The boy frowned and furrowed his brows, trying to figure out what that cryptic statement had meant. A glance backward answered everything, as he realized that Marie had just emerged from a social studies classroom. "It's not going to be that bad. It's only going to last a month or two." Upon reflection, the boy appended, "Back in fourth grade, we only spent a week on it!" This tactic proved to be ineffectual as Marie neither responded nor even looked at him. "At least you only have to deal with it once a year. On top of the yearly unit on benders in history, every day in Spanish class has been a nightmare for me." He gestured towards his just-a-little-too-brown-to-be-Caucasian skin. "To make matters worse, Señora made us all pick Spanish names. I've been trying to get people to stop calling me Pedro for years, and now they HAVE to call me that."

This finally got Marie's attention. She stopped and turned to the boy, looking up from the yellowed floor tiles at last. "Oh, Pyotr...I'm sorry."

"Don't worry about it," Pyotr assured Marie with a dismissive wave of his hand. "I'm just trying to remind you that you've got to learn to roll with the punches like water off of a ducks back."

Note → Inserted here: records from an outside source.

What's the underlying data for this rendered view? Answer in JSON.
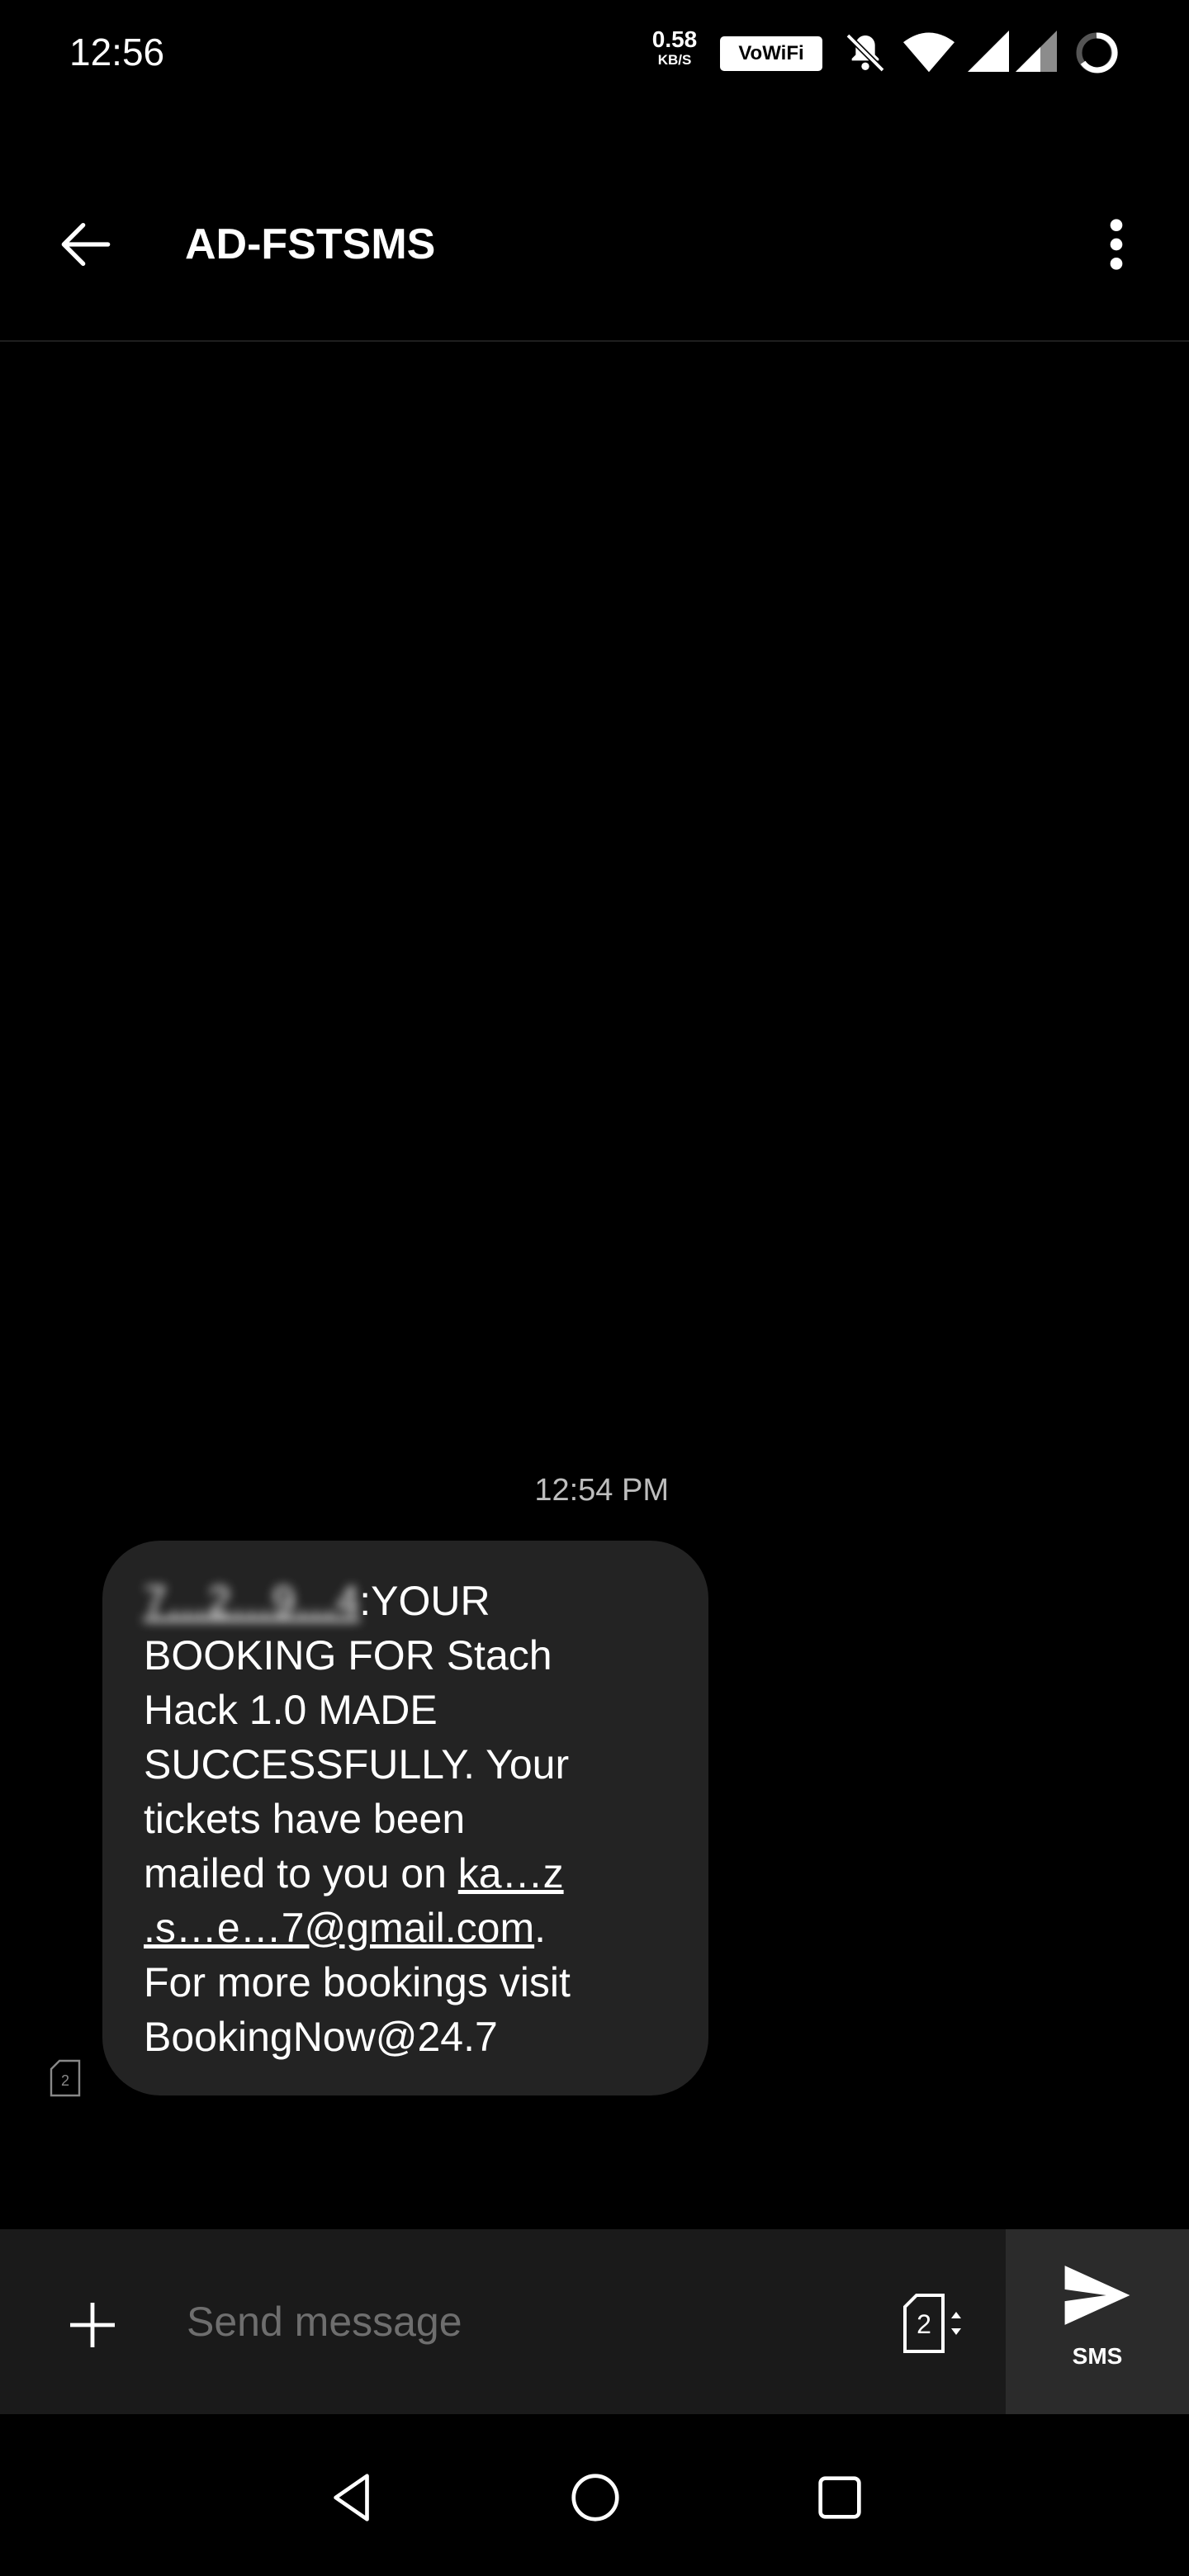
{
  "status_bar": {
    "time": "12:56",
    "speed_value": "0.58",
    "speed_unit": "KB/S",
    "vowifi": "VoWiFi"
  },
  "toolbar": {
    "title": "AD-FSTSMS"
  },
  "conversation": {
    "timestamp": "12:54 PM",
    "messages": [
      {
        "sender_number_redacted": "7…2…9…4",
        "text_part1": ":YOUR\nBOOKING FOR Stach\nHack 1.0 MADE\nSUCCESSFULLY. Your\ntickets have been\nmailed to you on ",
        "email_redacted": "ka…z\n.s…e…7@gmail.com",
        "text_part2": ".\nFor more bookings visit\nBookingNow@24.7",
        "sim_slot": "2"
      }
    ]
  },
  "compose": {
    "placeholder": "Send message",
    "sim_slot": "2",
    "send_label": "SMS"
  },
  "icons": {
    "back": "arrow-left-icon",
    "more": "more-vert-icon",
    "add": "plus-icon",
    "send": "send-icon",
    "sim": "sim-card-icon"
  }
}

Marie frowned a bit, clearly skeptical.

In response to the renewed frowning, Pyotr demonstrated with exaggerated lugubrious motions of arms and wavering quality of voice. "Liiiiiiike waaaateeeerr. Waaaaater!" This improvised dance finally brought a smile to Marie's face. "There you are! All better. This is why water is the element of healing."

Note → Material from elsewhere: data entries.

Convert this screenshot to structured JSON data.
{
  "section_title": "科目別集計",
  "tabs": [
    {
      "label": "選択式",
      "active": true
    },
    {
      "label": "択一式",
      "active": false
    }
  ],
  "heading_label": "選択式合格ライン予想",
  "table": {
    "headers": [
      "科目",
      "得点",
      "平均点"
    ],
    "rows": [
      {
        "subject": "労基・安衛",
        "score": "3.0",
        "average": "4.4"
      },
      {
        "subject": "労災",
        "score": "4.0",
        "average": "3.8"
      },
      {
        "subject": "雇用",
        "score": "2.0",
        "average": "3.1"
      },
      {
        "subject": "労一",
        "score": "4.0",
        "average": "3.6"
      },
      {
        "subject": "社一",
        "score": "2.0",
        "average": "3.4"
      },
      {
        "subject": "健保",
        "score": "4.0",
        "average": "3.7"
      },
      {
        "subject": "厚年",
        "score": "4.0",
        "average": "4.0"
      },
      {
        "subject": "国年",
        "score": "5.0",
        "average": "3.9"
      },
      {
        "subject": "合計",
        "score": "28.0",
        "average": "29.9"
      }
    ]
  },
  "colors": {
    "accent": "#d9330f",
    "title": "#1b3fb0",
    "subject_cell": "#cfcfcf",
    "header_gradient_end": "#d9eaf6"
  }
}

"Thanks, rock star," Marie giggled, using her pet nickname for Pyotr. "I'll see you at lunch."

Pyotr patted Marie comfortingly on the shoulder before waving and heading off to his third period class. Marie waved goodbye before doing the same, taking a left turn at the intersection where Pyotr had gone straight through.

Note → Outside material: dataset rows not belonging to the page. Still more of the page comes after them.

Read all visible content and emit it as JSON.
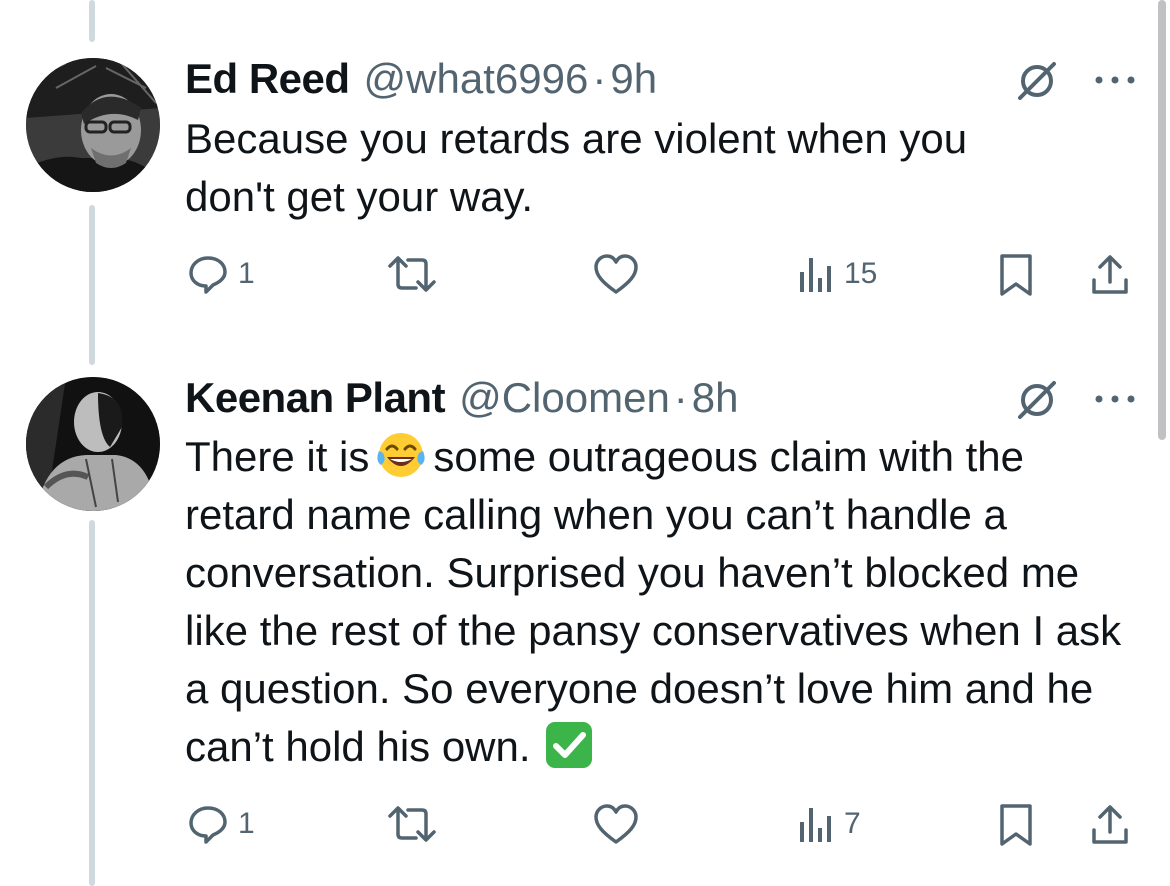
{
  "tweets": [
    {
      "name": "Ed Reed",
      "handle": "@what6996",
      "separator": "·",
      "time": "9h",
      "text": "Because you retards are violent when you don't get your way.",
      "reply_count": "1",
      "views_count": "15"
    },
    {
      "name": "Keenan Plant",
      "handle": "@Cloomen",
      "separator": "·",
      "time": "8h",
      "text_before_emoji": "There it is",
      "text_after_emoji": "some outrageous claim with the retard name calling when you can’t handle a conversation. Surprised you haven’t blocked me like the rest of the pansy conservatives when I ask a question. So everyone doesn’t love him and he can’t hold his own.",
      "reply_count": "1",
      "views_count": "7"
    }
  ],
  "icons": {
    "reply": "speech-bubble",
    "retweet": "retweet-arrows",
    "like": "heart",
    "views": "bar-chart",
    "bookmark": "bookmark",
    "share": "share-upload",
    "grok": "grok-slash-circle",
    "more": "ellipsis",
    "emoji_laugh": "face-with-tears-of-joy",
    "emoji_check": "check-mark-button"
  },
  "colors": {
    "text": "#0f1419",
    "muted": "#536471",
    "thread_line": "#cfd9de",
    "check_green": "#3bb54a",
    "emoji_yellow": "#ffcc33"
  }
}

Pyotr almost didn't make it in make it in time for Shop, and that would have meant sweeping the floor all period. As usual, Mat was waiting outside the door, not wanting to be even a single second early to any class, even if it was her favorite. Her Germanic descent was apparent in every detail, from the broad shoulders to the pure blonde hair in a short-backed cut which complimented her cunning blue eyes.

While a lot of the kids in school had some bending proficiency, only a handful in the entire district ever practiced the skill enough to do anything more difficult than blowing out a candle. Mat was different, she was an absolutely first rate metalbender. Being in shop class gave her an excuse to practice every day. Though the shop teacher, Mr. Edgar, was not crazy about the prospect, Mat was known to drive in every single nail, staple, or screw with her bending. During the first grading period, Mr. Edgar had tried several times to break Mat of this habit, considering it to be unsafe and, like most Americans, a little unsavory. However, nothing was going to get between Mat and her bending. Moreover, the Bending Non-Discrimination Act, passed by Congress only a few years prior despite State support for close to three decades, prevented Mr. Edgar from outright forbidding it.

Though she had only moved into the district this year, Mat and Pyotr had quickly been lumped together as "those benders" by most of the school. While Mat happened to be a metalbender, Pyotr was a firebender, by virtue of the whatever deadbeat had fathered him during a one-night stand – never to be seen again. Pyotr's mother, Nadia, was Russian and fiercely proud of her identity as a first-generation immigrant. It was Nadia's background growing up in a Siberian village replete with waterbenders that led to Pyotr's fascination with the philosophy and trappings of waterbending despite being a firebender.

The speakers chimed the start of the period just as Pyotr walked through the door, and Mat nonchalantly sauntered in behind him with little more than a millisecond before the chime ended. Today had been scheduled as a work day, so the two benders proceeded directly from the door to their shared station. As freshmen, they had only eligible for wood shop, but both looked forward to being able to take metal shop as upperclassmen.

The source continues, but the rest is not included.